O modelo geoelétrico mais simples é o unidimensional (1D), que é constituído por camadas horizontais paralelas, sendo cada uma caracterizada pela sua espessura (e) e pelo valor de resistividade (r). Este modelo está associado aos solos formados por processos geológicos sedimentares. Os projetos de aterramento de grandes plantas de geração de energia (hidroelétricas, parques eólicos e fotovoltaicos) requerem modelos de solo mais profundos, da ordem de centenas de metros, que podem ser obtidos pela combinação de técnicas de eletrorresistividade com sondagens eletromagnéticas (AMT ou TDEM).

O projeto dos eletrodos de sistemas de transmissão de alta-tensão em corrente contínua (HVDC High Voltage Direct Current) requer a construção de modelos geoelétricos profundos, que, dependendo da tectônica regional, podem exigir a modelagem de toda a crosta terrestre (cerca de 40 km de profundidade). O Anexo A apresenta os princípios básicos dos métodos de sondagem geoelétrica complementares ao método da eletrorresistividade.

As sondagens elétricas verticais (SEV) são técnicas de sondagem geoelétrica que investigam a distribuição vertical do parâmetro de resistividade, visto de um ponto na superfície do solo, e que são expressas pela curva de resistividades aparentes. As técnicas elétricas são adequadas para a prospecção das camadas rasas do solo, atingindo profundidades de até algumas dezenas de metros.

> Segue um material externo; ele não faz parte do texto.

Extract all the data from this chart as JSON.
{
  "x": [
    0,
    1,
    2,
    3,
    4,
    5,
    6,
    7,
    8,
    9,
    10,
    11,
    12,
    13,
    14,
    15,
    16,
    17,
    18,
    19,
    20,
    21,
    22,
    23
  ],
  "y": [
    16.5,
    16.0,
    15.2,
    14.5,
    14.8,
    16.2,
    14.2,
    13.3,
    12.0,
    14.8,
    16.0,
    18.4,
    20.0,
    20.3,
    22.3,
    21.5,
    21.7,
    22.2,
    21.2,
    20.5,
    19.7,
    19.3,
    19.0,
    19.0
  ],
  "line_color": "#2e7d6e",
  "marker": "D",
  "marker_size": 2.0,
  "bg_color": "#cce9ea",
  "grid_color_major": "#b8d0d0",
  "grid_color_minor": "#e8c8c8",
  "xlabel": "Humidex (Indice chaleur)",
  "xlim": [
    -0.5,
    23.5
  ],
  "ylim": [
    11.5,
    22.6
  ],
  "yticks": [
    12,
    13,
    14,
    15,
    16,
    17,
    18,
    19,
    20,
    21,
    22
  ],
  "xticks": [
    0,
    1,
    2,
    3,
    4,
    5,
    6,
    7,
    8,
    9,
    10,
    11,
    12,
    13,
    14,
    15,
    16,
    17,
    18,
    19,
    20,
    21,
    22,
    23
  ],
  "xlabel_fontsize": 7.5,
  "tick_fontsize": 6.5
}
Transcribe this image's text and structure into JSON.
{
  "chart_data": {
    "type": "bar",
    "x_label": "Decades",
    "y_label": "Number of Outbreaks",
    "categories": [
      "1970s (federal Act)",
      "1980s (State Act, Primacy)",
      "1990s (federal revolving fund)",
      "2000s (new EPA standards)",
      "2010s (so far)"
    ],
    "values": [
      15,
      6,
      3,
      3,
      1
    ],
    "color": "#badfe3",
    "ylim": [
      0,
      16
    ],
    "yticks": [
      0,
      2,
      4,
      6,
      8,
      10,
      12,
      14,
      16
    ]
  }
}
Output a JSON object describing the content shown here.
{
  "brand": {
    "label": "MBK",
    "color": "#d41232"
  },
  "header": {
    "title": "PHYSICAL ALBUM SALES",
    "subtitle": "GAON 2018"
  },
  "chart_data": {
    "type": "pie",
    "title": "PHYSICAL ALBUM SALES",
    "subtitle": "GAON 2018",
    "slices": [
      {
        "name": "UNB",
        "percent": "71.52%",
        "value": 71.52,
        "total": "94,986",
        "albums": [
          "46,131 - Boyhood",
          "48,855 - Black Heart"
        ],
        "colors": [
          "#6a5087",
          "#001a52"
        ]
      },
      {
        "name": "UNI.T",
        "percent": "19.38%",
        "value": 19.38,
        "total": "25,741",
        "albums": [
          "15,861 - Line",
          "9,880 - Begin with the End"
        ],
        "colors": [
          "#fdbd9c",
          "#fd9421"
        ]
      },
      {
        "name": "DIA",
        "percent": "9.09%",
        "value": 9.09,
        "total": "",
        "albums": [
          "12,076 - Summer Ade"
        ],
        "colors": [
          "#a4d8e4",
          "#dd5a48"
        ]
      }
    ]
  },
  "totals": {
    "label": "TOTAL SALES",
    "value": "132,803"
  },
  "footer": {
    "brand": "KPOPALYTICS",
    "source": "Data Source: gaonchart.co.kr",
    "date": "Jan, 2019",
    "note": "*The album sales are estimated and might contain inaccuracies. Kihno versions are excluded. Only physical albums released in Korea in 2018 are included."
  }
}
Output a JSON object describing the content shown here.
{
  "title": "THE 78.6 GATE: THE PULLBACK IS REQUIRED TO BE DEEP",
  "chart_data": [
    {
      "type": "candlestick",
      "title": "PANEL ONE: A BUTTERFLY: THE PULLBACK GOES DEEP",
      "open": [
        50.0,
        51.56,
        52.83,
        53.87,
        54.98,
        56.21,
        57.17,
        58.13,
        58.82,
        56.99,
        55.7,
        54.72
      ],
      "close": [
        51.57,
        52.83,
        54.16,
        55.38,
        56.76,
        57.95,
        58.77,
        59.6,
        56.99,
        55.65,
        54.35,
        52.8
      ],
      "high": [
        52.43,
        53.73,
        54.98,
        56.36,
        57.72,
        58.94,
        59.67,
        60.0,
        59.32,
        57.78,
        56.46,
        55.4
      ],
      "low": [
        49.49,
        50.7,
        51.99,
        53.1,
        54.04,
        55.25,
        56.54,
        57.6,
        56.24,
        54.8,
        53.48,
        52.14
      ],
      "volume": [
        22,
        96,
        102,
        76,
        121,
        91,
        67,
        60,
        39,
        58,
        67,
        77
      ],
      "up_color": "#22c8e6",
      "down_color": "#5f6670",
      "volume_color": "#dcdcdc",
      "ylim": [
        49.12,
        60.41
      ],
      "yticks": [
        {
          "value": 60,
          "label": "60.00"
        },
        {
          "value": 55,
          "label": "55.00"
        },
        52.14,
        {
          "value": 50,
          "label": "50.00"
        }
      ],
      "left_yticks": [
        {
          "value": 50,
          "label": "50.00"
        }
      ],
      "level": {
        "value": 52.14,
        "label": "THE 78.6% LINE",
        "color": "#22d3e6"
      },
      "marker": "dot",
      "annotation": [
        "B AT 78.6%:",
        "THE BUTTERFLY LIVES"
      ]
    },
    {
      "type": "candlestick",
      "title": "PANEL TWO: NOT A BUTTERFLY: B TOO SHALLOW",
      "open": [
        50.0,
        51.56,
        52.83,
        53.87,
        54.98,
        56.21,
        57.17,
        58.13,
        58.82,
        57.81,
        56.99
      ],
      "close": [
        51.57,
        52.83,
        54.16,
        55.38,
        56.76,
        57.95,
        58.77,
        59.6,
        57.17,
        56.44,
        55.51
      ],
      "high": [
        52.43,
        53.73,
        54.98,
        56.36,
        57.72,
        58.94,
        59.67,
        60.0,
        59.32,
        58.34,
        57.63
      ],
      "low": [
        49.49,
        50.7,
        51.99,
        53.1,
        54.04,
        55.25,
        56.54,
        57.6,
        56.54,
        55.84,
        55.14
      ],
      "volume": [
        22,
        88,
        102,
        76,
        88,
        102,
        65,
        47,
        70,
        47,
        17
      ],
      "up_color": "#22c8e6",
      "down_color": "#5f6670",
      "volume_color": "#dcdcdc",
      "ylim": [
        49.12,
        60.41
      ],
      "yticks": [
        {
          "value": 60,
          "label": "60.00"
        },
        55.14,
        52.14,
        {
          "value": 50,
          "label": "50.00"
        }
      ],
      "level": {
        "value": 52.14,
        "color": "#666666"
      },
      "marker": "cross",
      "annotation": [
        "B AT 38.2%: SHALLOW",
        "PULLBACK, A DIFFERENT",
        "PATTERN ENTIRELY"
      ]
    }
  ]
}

É o método de medição mais tradicionalmente utilizado no âmbito da engenharia elétrica, e baseia-se na injeção de correntes elétricas no solo, por meio de dois eletrodos de corrente, e na utilização de dois eletrodos de potencial para a medição das diferenças de potenciais produzidas no solo pela circulação da corrente injetada. As SEV empregam uma fonte de tensão contínua ou de baixa frequência, e utilizam arranjos de quatro eletrodos simétricos e alinhados, cravados no solo a pequenas profundidades.

Por meio dos dois eletrodos de corrente, circula uma corrente I no solo, e os dois eletrodos de potencial medem um ΔV no solo, por meio de um potenciômetro ou de um voltímetro de alta impedância. A resistividade do solo é proporcional a ΔV/I, sendo o fator de proporcionalidade uma função do arranjo empregado. A partir da relação entre a tensão medida e a corrente injetada, e de um fator k, que depende apenas da configuração utilizada de eletrodos de medição.